Although frail, Elizabeth apparently had no health problems until 1821, when Dr. Coker prescribed opium for a nervous disorder. Her mother died when she was 22, and critics mark
signs of this loss in Aurora Leigh.
Elizabeth was an accomplished child. She read a number of Shakesperian plays, parts
of Pope's Homeric translations, passages from "Paradise Lost", and the histories of England, Greece, and Rome before the age of 10 years. Elizabeth was privately educated at home as schools for girls other than finishing schools did not exist. Thus her contacts with the outside world other than through literature were very limited. Most parents considered
academic education of their daughters of no real importasnce. She was self-taught in almost every respect and during her teen years she went through the principle Greek and Latin authors, along with Dante's Inferno-- all in the original languages.

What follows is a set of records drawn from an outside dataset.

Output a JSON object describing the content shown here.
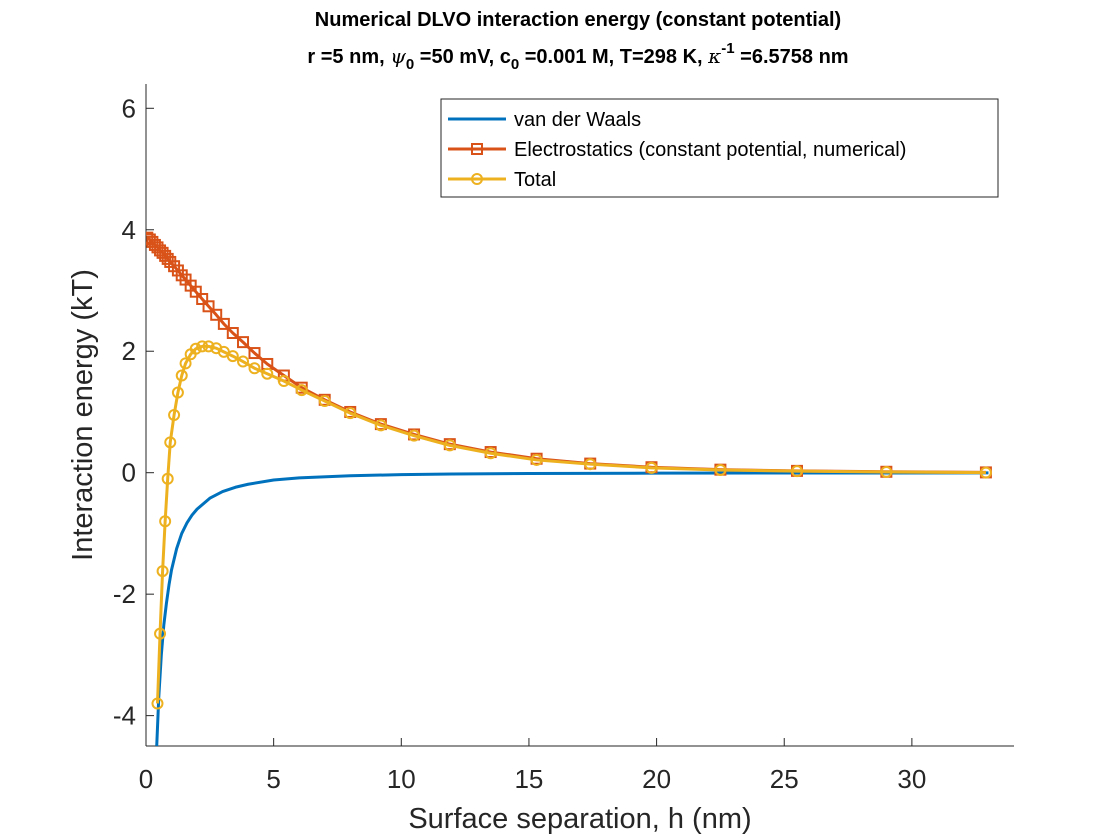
{
  "chart_data": {
    "type": "line",
    "title": "Numerical DLVO interaction energy (constant potential)",
    "subtitle": {
      "r": "r =5 nm, ",
      "psi_sym": "ψ",
      "psi_sub": "0",
      "psi_val": " =50 mV, c",
      "c_sub": "0",
      "c_val": " =0.001 M, T=298 K, ",
      "kappa_sym": "κ",
      "kappa_sup": "-1",
      "kappa_val": " =6.5758 nm"
    },
    "xlabel": "Surface separation, h (nm)",
    "ylabel": "Interaction energy (kT)",
    "xlim": [
      0,
      34
    ],
    "ylim": [
      -4.5,
      6.4
    ],
    "xticks": [
      0,
      5,
      10,
      15,
      20,
      25,
      30
    ],
    "yticks": [
      -4,
      -2,
      0,
      2,
      4,
      6
    ],
    "legend_position": "top-right",
    "grid": false,
    "series": [
      {
        "name": "van der Waals",
        "color": "#0072BD",
        "marker": "none",
        "x": [
          0.42,
          0.5,
          0.6,
          0.7,
          0.8,
          0.9,
          1.0,
          1.2,
          1.4,
          1.6,
          1.8,
          2.0,
          2.5,
          3.0,
          3.5,
          4.0,
          5.0,
          6.0,
          8.0,
          10.0,
          12.0,
          15.0,
          20.0,
          25.0,
          33.0
        ],
        "y": [
          -4.5,
          -3.7,
          -3.0,
          -2.5,
          -2.15,
          -1.85,
          -1.6,
          -1.25,
          -1.0,
          -0.83,
          -0.7,
          -0.6,
          -0.42,
          -0.31,
          -0.24,
          -0.19,
          -0.12,
          -0.085,
          -0.05,
          -0.032,
          -0.022,
          -0.014,
          -0.008,
          -0.005,
          -0.003
        ]
      },
      {
        "name": "Electrostatics (constant potential, numerical)",
        "color": "#D95319",
        "marker": "square",
        "x": [
          0.05,
          0.15,
          0.25,
          0.35,
          0.45,
          0.55,
          0.65,
          0.75,
          0.85,
          0.95,
          1.1,
          1.25,
          1.4,
          1.55,
          1.75,
          1.95,
          2.2,
          2.45,
          2.75,
          3.05,
          3.4,
          3.8,
          4.25,
          4.75,
          5.4,
          6.1,
          7.0,
          8.0,
          9.2,
          10.5,
          11.9,
          13.5,
          15.3,
          17.4,
          19.8,
          22.5,
          25.5,
          29.0,
          32.9
        ],
        "y": [
          3.87,
          3.84,
          3.8,
          3.75,
          3.71,
          3.66,
          3.62,
          3.57,
          3.52,
          3.47,
          3.4,
          3.33,
          3.25,
          3.18,
          3.08,
          2.98,
          2.86,
          2.74,
          2.6,
          2.45,
          2.3,
          2.15,
          1.97,
          1.79,
          1.6,
          1.4,
          1.2,
          1.0,
          0.8,
          0.63,
          0.47,
          0.34,
          0.23,
          0.15,
          0.09,
          0.05,
          0.03,
          0.015,
          0.005
        ]
      },
      {
        "name": "Total",
        "color": "#EDB120",
        "marker": "circle",
        "x": [
          0.45,
          0.55,
          0.65,
          0.75,
          0.85,
          0.95,
          1.1,
          1.25,
          1.4,
          1.55,
          1.75,
          1.95,
          2.2,
          2.45,
          2.75,
          3.05,
          3.4,
          3.8,
          4.25,
          4.75,
          5.4,
          6.1,
          7.0,
          8.0,
          9.2,
          10.5,
          11.9,
          13.5,
          15.3,
          17.4,
          19.8,
          22.5,
          25.5,
          29.0,
          32.9
        ],
        "y": [
          -3.8,
          -2.65,
          -1.62,
          -0.8,
          -0.1,
          0.5,
          0.95,
          1.32,
          1.6,
          1.8,
          1.95,
          2.04,
          2.08,
          2.08,
          2.05,
          1.99,
          1.92,
          1.83,
          1.72,
          1.63,
          1.51,
          1.36,
          1.18,
          0.98,
          0.78,
          0.61,
          0.45,
          0.32,
          0.21,
          0.14,
          0.08,
          0.045,
          0.025,
          0.012,
          0.002
        ]
      }
    ]
  }
}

Her voracious appetite
for knowledge compelled her to learn enough Hebrew to read the Old Testament from beginning to end. Her enjoyment of the works and subject matter of Paine, Voltaire, Rousseau and Wollstonecraft was later expressed by her own concern for human rights in her own letters and poems. While still a child of 12 she rote an epic on The Battle of Marathon in the
style of Pope's Iliad (ryming couplets), which her proud father had privately published. Barrett later refered to her first literary attempt as, "Pope's Homer done over again, or rather undone." I am not entirely sure how Elizabeth's brothers and sisters were educated. Presumably her sisters were also educated at home. There is some reason to think the boys were also educated at home, at least until their teens. If her brothers had long hair and still wore dresses at 9 and 11 years, they sure would have been teased by the other boys. They would have surely had their hair cut and been breeched before being sent off to school. We know her brother Edward ("Bro") closed to his age went to Charter House. His letters home to her are full of descriptions of strict regime there.
Forster, Margaret. Elizabeth Barrett Browning: A Biography (Doubleday: New York, 1989,), 400p.